– Но все видят, что мы с вами куда-то отошли.
– Мало ли для чего мужчина уединяется с красивой девушкой, – отшутился Ружан, сверкнув зубами.
Михле возмущённо дёрнулась, но с тем же успехом она могла пытаться вывернуть руку из железных оков.
Ружан отпустил её, когда остановился, и стал расстёгивать на себе одежду. Дойдя до рубашки, он резко рванул ткань, так, что золочёные пуговицы посыпались в снег.

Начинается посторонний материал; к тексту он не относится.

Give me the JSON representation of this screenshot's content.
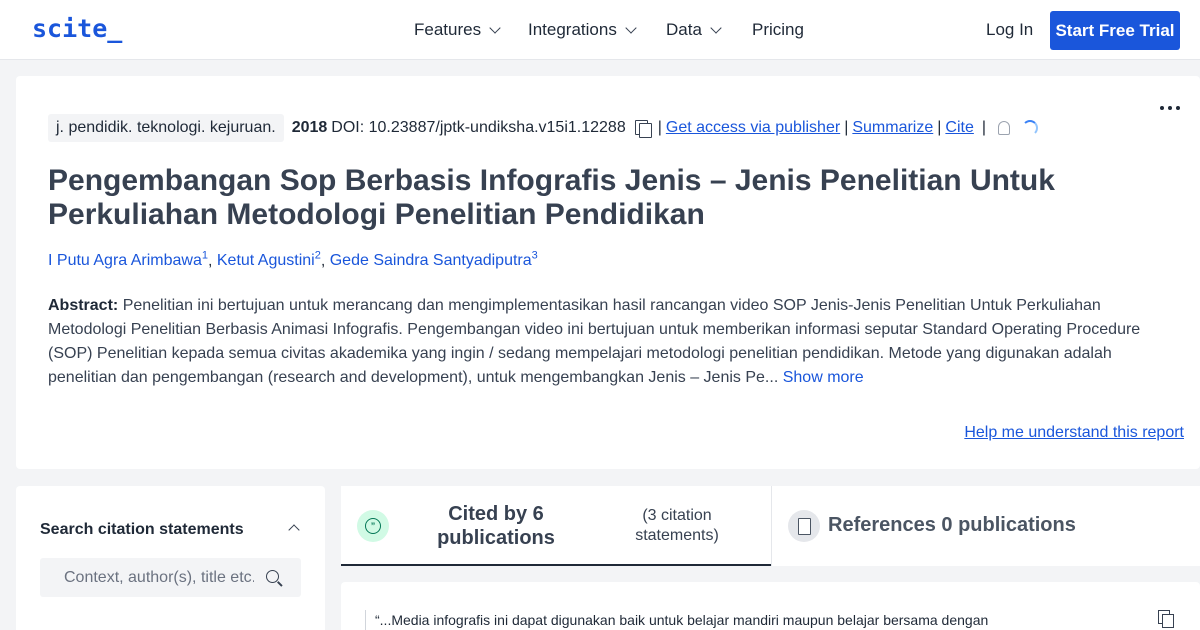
{
  "nav": {
    "logo": "scite_",
    "items": [
      {
        "label": "Features"
      },
      {
        "label": "Integrations"
      },
      {
        "label": "Data"
      },
      {
        "label": "Pricing"
      }
    ],
    "login": "Log In",
    "cta": "Start Free Trial"
  },
  "paper": {
    "journal": "j. pendidik. teknologi. kejuruan.",
    "year": "2018",
    "doi": "DOI: 10.23887/jptk-undiksha.v15i1.12288",
    "sep": "|",
    "get_access": "Get access via publisher",
    "summarize": "Summarize",
    "cite": "Cite",
    "title": "Pengembangan Sop Berbasis Infografis Jenis – Jenis Penelitian Untuk Perkuliahan Metodologi Penelitian Pendidikan",
    "authors": [
      {
        "name": "I Putu Agra Arimbawa",
        "sup": "1"
      },
      {
        "name": "Ketut Agustini",
        "sup": "2"
      },
      {
        "name": "Gede Saindra Santyadiputra",
        "sup": "3"
      }
    ],
    "abstract_label": "Abstract:",
    "abstract": "Penelitian ini bertujuan untuk merancang dan mengimplementasikan hasil rancangan video SOP Jenis-Jenis Penelitian Untuk Perkuliahan Metodologi Penelitian Berbasis Animasi Infografis. Pengembangan video ini bertujuan untuk memberikan informasi seputar Standard Operating Procedure (SOP) Penelitian kepada semua civitas akademika yang ingin / sedang mempelajari metodologi penelitian pendidikan. Metode yang digunakan adalah penelitian dan pengembangan (research and development), untuk mengembangkan Jenis – Jenis Pe...",
    "show_more": "Show more",
    "help_link": "Help me understand this report"
  },
  "search": {
    "title": "Search citation statements",
    "placeholder": "Context, author(s), title etc."
  },
  "tabs": {
    "cited_label": "Cited by 6 publications",
    "cited_sub": "(3 citation statements)",
    "refs_label": "References 0 publications"
  },
  "citation_preview": {
    "text": "“...Media infografis ini dapat digunakan baik untuk belajar mandiri maupun belajar bersama dengan"
  },
  "colors": {
    "accent": "#1a56db",
    "cited_icon_bg": "#d1fae5",
    "cited_icon_fg": "#047857"
  },
  "icons": [
    "chevron-down-icon",
    "copy-icon",
    "bell-icon",
    "spinner-icon",
    "more-icon",
    "chevron-up-icon",
    "search-icon",
    "quote-icon",
    "document-icon"
  ]
}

– Смотрите, Михле. Вы видели такое?
Михле закрыла рот ладонью, когда поняла, что именно захотел показать Ружан. Его белую кожу от ключиц и ниже расчертили багровые язвы с чёрными краями, а от них расходились уродливые бурые разводы, словно чернильные кляксы, испортившие дорогую ткань.
– Вы слышали о таком, не правда ли?
Михле протянула было руку, но тут же одёрнула себя.
– Это… царская болезнь?
Она уже видела у Ружана красноватые отметины – там, в купальне и вчера, когда он лежал в домашней одежде. Но тогда они были совсем другими, безобидными, не страшнее комариных укусов. Неужели за ночь так разрослись и почернели?
– Верно. Царская болезнь. То же было и у моего отца. Он имел глупость связаться с колдовством – косвенно, через девоптицу, и это убило его. Я с трудом вызнал слухи через старых слуг. Сам отец утверждал, что девоптицы не колдуют, но здесь, видимо, вопрос в том, насколько далеко заходит общение с ними. У отца зашло дальше некуда.
– У вас это тоже от… птицы?
Ружан горько хохотнул и спешно запахнул одежду.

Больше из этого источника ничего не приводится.